Alger | 23 Mai 2018

Condor coupe du monde

Francis Perrin, Directeur de recherche à l’IRIS (Paris): Les menaces de baisse des cours du baril de pétrole n’ont pas disparu

Fella Midjek Le


Les prix du baril de pétrole oscillent entre 60 et 70 dollars depuis la mi-janvier dernier mais « les menaces de baisse n’ont pas disparu », estime Francis Perrin, Directeur de recherche à l'IRIS (Paris) et Chercheur associé à l'OCP Policy Center (Rabat), dans cette interview exclusive accordée à l’Express DZ.

Propos recueillis par Fella Midjek

Par quoi s’explique cette hausse des cours du baril de pétrole ?

Le vendredi 9 mars (clôture de la bourse), le prix du pétrole Brent de la mer du Nord a progressé pour clôturer à 65,50 dollars par baril. Ce rebond de près de 1,90 dollars au cours de la journée s'explique principalement par des facteurs économiques et monétaires, notamment un accès de faiblesse du dollar (et on sait qu'il existe souvent une relation inverse entre les évolutions du cours du dollar et du prix de l'or noir) et la hausse de Wall Street.

Est-ce que la tendance va se poursuivre ou y aura un recul des cours?

Francis Perrin : En matière de prix du pétrole, il n'y a pas de boule de cristal. Nous avons à la fois des facteurs haussiers sur le marché pétrolier mondial, tels que l'augmentation de la consommation mondiale et la réduction de la production de l'OPEP et de dix pays non-OPEP jusqu'à la fin 2018, et baissiers. Le principal d'entre eux est la poursuite de l'accroissement de la production pétrolière des Etats-Unis qui a augmenté en 2017 et va augmenter en 2018 et, très probablement, dans les prochaines années. Il est possible que ces facteurs s'équilibrent et que les cours du brut oscillent cette année entre $60 et $70 par baril.

Quel impact sur l'Algérie et les pays de l'Opep mais aussi sur le marché international ?
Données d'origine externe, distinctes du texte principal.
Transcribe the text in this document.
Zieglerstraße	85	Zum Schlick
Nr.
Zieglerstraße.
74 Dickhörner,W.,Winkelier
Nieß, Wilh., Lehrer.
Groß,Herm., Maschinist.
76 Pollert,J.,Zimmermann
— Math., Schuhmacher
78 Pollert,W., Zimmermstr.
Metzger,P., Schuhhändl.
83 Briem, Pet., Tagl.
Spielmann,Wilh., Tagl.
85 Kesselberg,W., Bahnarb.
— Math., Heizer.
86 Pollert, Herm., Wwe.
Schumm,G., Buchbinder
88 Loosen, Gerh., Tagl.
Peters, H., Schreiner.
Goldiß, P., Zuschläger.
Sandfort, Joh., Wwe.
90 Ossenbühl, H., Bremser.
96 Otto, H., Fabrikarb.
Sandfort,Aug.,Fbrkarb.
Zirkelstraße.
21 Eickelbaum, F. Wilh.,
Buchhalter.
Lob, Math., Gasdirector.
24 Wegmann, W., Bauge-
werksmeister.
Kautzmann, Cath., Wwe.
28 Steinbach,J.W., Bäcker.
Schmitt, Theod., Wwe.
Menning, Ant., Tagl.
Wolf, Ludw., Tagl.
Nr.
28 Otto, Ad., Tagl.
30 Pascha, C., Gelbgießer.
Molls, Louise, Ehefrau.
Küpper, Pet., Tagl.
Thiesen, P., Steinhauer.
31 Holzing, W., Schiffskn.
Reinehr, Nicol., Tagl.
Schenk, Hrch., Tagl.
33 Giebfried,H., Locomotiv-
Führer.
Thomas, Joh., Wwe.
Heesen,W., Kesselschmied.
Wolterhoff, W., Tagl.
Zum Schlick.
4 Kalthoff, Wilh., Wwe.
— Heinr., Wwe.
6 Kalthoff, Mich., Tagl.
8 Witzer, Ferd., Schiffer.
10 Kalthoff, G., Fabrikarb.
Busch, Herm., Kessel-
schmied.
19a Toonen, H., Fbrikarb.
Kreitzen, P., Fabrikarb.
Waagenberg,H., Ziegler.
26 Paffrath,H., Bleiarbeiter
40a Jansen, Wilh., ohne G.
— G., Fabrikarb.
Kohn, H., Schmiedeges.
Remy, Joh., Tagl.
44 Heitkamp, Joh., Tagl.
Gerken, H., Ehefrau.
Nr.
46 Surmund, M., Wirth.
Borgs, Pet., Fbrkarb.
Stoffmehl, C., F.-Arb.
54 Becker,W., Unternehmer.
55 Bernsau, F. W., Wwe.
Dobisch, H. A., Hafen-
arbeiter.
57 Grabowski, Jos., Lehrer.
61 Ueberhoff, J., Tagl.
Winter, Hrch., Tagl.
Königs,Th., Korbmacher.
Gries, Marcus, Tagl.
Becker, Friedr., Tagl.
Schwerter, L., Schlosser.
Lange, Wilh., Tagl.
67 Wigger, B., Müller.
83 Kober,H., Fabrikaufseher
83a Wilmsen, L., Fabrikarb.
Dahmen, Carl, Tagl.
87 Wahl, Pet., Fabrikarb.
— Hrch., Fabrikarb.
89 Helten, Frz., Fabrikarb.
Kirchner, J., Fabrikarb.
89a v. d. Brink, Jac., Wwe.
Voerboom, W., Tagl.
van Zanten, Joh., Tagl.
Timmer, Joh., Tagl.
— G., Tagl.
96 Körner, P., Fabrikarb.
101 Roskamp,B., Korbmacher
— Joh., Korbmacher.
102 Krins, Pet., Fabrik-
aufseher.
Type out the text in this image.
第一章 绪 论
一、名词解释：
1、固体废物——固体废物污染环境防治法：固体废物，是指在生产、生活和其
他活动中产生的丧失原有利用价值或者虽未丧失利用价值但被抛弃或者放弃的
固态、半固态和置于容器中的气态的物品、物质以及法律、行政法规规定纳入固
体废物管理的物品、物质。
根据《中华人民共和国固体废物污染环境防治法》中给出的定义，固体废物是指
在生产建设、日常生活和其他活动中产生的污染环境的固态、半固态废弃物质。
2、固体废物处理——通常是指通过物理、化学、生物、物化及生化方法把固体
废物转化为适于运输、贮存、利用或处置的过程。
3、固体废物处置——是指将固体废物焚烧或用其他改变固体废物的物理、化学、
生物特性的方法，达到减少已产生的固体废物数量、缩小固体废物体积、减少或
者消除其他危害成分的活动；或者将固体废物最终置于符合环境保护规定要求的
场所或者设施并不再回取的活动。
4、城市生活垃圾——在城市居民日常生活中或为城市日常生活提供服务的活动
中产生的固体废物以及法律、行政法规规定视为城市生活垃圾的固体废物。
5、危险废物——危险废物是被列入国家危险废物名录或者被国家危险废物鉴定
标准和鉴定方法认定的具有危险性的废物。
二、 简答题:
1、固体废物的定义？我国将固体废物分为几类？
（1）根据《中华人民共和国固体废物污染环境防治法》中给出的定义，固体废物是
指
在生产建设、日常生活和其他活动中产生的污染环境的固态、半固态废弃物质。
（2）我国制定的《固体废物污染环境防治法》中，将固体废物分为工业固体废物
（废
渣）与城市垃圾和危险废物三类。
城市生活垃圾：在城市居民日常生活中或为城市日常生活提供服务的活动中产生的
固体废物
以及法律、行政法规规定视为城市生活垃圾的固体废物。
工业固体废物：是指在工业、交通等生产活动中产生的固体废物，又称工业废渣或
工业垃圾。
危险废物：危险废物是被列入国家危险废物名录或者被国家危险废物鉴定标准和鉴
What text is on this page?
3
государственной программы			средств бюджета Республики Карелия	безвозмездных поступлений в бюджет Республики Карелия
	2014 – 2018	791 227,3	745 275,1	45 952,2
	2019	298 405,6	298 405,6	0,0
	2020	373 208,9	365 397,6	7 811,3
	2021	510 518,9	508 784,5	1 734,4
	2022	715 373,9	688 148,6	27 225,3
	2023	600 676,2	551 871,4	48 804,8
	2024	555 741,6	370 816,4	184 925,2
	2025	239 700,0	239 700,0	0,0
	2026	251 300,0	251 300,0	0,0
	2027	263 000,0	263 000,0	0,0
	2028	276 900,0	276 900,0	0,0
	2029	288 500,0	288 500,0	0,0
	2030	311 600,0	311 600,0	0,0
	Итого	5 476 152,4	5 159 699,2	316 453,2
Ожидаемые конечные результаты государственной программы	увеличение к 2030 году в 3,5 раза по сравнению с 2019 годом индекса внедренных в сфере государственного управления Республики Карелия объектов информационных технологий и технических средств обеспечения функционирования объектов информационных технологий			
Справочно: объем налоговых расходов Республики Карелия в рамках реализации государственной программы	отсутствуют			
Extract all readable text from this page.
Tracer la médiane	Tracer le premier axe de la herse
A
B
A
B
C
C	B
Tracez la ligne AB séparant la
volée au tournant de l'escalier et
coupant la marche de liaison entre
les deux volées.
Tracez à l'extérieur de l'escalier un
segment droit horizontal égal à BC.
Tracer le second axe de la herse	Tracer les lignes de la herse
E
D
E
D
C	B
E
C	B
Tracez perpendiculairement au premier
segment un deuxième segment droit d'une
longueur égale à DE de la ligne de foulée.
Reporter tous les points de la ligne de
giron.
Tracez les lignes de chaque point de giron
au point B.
Francis Perrin : Si les prix se stabilisaient entre 60 et 70 dollar le baril, ce ne serait pas si mal pour les 14 pays membres de l'OPEP, dont l'Algérie, après l'effondrement des cours du brut entre l'été 2014 et le début 2016. Ce ne sont bien sûr pas des niveaux très élevés si on les compare aux plus de $100-110/b entre 2011 et la fin du premier semestre 2014 mais il faut être réaliste. Des prix élevés pousseraient encore davantage la production américaine à la hausse, ce qui n'est pas dans l'intérêt de l'OPEP et de ses alliés. Dans ce domaine comme dans d'autres, il faut savoir se hâter lentement.

Est- ce que l'Opep et les pays non Opep vont poursuivre au-delà de l'échéance fixée leur gel de production de brut?

Francis Perrin : C'est une grande question. Je le leur conseille en tout cas car il me semble que la fin de ces réductions de production serait négative pour les pays producteurs et serait sanctionnée par les marchés sous la forme d'une baisse, voire d'une chute, des prix. Ces réductions ne pourront pas être éternelles, bien sûr, mais il est trop tôt pour changer de stratégie alors que celle conduite par l'OPEP depuis la fin 2016-début 2017 a produit des résultats incontestables et que les menaces de baisse n'ont pas disparu. Mais ce ne sera pas une partie facile. 14 pays OPEP et 10 pays non-OPEP sont concernés même si deux Etats membres de l'OPEP, le Nigeria et la Libye, ont un régime de faveur pour des raisons bien compréhensibles.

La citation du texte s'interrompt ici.